MusER: Musical Element-Based Regularization for Generating Symbolic Music with Emotion

Generating music with emotion is an important task in automatic music generation, in which emotion is evoked through a variety of musical elements (such as pitch and duration) that change over time and collaborate with each other. However, prior research on deep learning-based emotional music generation has rarely explored the contribution of different musical elements to emotions, let alone the deliberate manipulation of these elements to alter the emotion of music, which is not conducive to fine-grained element-level control over emotions. To address this gap, we present a novel approach employing musical element-based regularization in the latent space to disentangle distinct elements, investigate their roles in distinguishing emotions, and further manipulate elements to alter musical emotions. Specifically, we propose a novel VQ-VAE-based model named MusER. MusER incorporates a regularization loss to enforce the correspondence between the musical element sequences and the specific dimensions of latent variable sequences, providing a new solution for disentangling discrete sequences. Taking advantage of the disentangled latent vectors, a two-level decoding strategy that includes multiple decoders attending to latent vectors with different semantics is devised to better predict the elements. By visualizing latent space, we conclude that MusER yields a disentangled and interpretable latent space and gain insights into the contribution of distinct elements to the emotional dimensions (i.e., arousal and valence). Experimental results demonstrate that MusER outperforms the state-of-the-art models for generating emotional music in both objective and subjective evaluation. Besides, we rearrange music through element transfer and attempt to alter the emotion of music by transferring emotion-distinguishable elements.

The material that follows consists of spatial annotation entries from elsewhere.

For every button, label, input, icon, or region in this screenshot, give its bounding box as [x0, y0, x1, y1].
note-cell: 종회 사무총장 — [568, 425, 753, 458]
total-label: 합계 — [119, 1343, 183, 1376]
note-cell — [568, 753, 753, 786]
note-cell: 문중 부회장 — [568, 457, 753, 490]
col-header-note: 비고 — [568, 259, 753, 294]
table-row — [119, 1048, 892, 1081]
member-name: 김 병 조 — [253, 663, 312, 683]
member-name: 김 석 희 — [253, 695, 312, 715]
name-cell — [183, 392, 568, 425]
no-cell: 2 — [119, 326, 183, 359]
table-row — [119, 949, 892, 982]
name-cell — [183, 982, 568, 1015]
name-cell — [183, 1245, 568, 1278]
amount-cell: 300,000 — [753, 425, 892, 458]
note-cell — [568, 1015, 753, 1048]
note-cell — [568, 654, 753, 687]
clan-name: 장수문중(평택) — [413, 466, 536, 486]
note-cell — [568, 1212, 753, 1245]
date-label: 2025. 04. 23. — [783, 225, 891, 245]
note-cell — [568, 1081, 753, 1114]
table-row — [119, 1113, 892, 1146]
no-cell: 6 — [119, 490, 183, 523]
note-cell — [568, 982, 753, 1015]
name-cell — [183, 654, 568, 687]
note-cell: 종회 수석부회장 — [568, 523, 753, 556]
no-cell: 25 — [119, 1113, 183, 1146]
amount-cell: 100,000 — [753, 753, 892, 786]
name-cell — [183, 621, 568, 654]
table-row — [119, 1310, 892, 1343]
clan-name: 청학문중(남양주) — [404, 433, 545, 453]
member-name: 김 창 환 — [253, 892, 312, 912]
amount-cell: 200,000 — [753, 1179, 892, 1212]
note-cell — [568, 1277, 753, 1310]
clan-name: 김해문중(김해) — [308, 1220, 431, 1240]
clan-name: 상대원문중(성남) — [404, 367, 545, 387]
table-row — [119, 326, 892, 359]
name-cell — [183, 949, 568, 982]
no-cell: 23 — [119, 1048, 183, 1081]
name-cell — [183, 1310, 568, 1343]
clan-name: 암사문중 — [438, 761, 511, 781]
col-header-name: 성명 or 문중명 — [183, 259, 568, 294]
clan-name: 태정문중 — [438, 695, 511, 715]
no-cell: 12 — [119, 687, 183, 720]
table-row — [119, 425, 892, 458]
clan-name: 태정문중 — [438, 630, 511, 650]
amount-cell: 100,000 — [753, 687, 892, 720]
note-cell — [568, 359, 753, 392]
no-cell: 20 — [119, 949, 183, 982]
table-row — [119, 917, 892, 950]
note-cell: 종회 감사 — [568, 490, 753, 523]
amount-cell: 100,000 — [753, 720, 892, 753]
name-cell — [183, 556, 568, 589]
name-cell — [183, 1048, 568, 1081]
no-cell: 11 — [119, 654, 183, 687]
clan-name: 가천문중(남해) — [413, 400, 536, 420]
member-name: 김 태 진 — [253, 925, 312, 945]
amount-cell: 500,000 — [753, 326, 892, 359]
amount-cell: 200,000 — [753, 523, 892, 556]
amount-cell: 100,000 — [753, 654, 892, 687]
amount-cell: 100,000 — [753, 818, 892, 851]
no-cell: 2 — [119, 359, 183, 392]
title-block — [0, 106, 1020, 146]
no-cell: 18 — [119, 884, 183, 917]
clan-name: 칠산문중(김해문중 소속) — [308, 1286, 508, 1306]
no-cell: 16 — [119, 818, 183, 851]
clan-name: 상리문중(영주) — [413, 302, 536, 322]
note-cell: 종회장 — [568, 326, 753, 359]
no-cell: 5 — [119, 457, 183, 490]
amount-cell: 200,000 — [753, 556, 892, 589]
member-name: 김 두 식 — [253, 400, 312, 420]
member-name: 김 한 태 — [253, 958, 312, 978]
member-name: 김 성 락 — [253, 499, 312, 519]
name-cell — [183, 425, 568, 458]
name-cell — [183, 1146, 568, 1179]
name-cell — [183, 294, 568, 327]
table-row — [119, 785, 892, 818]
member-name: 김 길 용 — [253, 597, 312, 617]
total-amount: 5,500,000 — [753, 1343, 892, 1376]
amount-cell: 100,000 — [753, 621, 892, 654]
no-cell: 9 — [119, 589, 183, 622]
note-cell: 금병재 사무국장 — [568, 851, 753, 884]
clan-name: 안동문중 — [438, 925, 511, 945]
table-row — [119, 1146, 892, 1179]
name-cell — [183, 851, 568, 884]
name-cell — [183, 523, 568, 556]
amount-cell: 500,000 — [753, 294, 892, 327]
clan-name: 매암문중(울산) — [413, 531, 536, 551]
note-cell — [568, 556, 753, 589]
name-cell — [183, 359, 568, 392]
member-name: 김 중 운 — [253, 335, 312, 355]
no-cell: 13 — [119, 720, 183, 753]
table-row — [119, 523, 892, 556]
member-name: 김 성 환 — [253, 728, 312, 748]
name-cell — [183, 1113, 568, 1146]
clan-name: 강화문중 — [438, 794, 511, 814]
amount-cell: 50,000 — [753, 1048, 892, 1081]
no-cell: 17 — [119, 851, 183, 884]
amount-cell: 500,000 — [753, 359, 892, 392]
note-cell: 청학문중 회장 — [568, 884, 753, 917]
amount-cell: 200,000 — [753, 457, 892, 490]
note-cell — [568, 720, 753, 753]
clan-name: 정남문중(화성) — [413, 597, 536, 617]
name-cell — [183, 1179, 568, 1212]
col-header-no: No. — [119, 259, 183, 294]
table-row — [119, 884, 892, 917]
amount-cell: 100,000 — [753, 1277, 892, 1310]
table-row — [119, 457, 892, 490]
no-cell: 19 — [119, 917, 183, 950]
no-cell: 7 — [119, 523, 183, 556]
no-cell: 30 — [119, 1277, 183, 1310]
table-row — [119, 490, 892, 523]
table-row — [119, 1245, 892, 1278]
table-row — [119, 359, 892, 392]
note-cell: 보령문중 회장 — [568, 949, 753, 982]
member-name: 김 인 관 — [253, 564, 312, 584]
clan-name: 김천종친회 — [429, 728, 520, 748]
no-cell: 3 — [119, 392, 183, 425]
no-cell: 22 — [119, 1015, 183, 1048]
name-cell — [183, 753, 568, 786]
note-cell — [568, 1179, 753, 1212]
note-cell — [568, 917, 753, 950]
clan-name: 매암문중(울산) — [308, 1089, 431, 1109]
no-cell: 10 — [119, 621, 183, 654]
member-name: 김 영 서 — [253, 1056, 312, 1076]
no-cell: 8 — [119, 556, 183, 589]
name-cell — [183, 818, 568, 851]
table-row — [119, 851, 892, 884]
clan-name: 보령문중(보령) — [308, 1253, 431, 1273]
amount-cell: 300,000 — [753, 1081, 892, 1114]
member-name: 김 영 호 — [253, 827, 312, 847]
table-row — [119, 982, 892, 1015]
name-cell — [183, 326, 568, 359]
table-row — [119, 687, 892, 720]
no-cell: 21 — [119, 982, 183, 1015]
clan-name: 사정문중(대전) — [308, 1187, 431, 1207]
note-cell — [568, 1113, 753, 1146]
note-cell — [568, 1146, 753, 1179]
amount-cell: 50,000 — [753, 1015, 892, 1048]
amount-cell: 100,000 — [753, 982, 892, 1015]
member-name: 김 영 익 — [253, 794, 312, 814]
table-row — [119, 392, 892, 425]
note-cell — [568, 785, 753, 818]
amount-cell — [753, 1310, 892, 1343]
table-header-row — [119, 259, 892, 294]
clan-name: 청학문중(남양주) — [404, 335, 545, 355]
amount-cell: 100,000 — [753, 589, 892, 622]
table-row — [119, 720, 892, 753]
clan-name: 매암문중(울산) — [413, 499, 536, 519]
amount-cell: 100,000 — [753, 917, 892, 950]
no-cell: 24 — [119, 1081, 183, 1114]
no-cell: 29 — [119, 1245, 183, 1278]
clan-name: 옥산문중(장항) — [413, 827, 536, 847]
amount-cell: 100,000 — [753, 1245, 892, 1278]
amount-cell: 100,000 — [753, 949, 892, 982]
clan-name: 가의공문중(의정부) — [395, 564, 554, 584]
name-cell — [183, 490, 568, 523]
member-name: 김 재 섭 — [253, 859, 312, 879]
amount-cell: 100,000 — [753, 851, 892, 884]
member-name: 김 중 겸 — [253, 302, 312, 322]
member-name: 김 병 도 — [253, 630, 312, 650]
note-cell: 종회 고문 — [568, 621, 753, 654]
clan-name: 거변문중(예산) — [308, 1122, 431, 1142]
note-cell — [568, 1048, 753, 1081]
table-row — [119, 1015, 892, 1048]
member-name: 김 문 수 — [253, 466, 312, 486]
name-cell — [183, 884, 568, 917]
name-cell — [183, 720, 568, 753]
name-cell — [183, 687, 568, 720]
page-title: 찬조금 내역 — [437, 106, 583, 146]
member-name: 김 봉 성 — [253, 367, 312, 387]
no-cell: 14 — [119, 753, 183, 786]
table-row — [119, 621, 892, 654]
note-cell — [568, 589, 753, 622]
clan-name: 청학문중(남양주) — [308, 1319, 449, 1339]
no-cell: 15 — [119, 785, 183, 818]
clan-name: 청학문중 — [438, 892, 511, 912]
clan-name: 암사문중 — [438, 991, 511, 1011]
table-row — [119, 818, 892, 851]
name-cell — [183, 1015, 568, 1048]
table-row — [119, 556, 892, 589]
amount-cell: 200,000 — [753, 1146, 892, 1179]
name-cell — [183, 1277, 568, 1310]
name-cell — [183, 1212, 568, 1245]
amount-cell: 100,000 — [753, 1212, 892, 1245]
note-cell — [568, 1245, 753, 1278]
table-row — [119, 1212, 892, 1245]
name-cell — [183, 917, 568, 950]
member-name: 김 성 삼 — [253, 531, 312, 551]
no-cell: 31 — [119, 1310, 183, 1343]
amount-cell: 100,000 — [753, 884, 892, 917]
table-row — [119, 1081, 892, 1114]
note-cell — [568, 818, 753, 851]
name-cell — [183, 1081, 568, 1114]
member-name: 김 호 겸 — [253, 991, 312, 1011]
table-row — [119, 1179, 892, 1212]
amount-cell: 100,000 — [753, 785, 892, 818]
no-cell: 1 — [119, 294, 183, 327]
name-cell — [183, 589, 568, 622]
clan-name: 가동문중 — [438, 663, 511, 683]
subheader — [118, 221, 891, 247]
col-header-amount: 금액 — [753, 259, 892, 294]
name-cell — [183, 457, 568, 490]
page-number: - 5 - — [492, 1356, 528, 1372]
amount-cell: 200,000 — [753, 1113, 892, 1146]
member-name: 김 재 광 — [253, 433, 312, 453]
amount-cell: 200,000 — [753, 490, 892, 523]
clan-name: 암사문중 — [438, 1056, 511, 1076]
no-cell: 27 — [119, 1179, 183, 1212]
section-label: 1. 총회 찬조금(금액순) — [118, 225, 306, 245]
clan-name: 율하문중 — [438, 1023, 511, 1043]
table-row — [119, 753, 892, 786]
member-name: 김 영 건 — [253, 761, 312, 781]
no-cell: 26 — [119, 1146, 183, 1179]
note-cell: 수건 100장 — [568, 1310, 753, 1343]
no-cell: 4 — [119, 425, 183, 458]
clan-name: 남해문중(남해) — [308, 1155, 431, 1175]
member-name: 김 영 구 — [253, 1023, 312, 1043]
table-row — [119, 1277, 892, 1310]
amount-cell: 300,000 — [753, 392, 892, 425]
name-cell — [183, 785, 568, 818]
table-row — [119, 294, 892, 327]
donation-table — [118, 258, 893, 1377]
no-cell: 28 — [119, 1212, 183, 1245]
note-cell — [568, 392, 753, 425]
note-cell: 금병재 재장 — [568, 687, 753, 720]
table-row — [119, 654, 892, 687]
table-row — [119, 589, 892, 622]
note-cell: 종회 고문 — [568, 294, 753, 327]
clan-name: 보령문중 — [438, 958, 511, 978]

翻译：带情感的音乐生成是自动音乐生成领域的重要任务，其中情感通过多种随时间变化且相互协作的音乐元素（如音高和时值）得以激发。然而，现有基于深度学习的带情感音乐生成研究鲜少探索不同音乐元素对情感的贡献，更未涉及通过人为调控这些元素来改变音乐情感的方法，这不利于对情感的细粒度元素级控制。为填补这一空白，我们提出一种创新方法，通过在隐空间中采用基于音乐元素的正则化来解耦不同元素，探究其在区分情感中的作用，并进一步通过操控元素来改变音乐情感。具体而言，我们提出一种基于VQ-VAE的新型模型MusER。MusER引入正则化损失函数，强制音乐元素序列与隐变量序列的特定维度对应，为离散序列解耦提供了新方案。借助解耦后的隐向量，我们设计了包含多个解码器的两级解码策略，这些解码器可关注不同语义的隐向量以更优地预测元素。通过隐空间可视化，我们证明MusER可产生解耦且可解释的隐空间，并深入理解不同元素对情感维度（即唤醒度和效价）的贡献。实验结果表明，MusER在客观和主观评估中均优于现有最先进的带情感音乐生成模型。此外，我们通过元素迁移重组音乐，并尝试通过迁移情感可区分元素来改变音乐情感。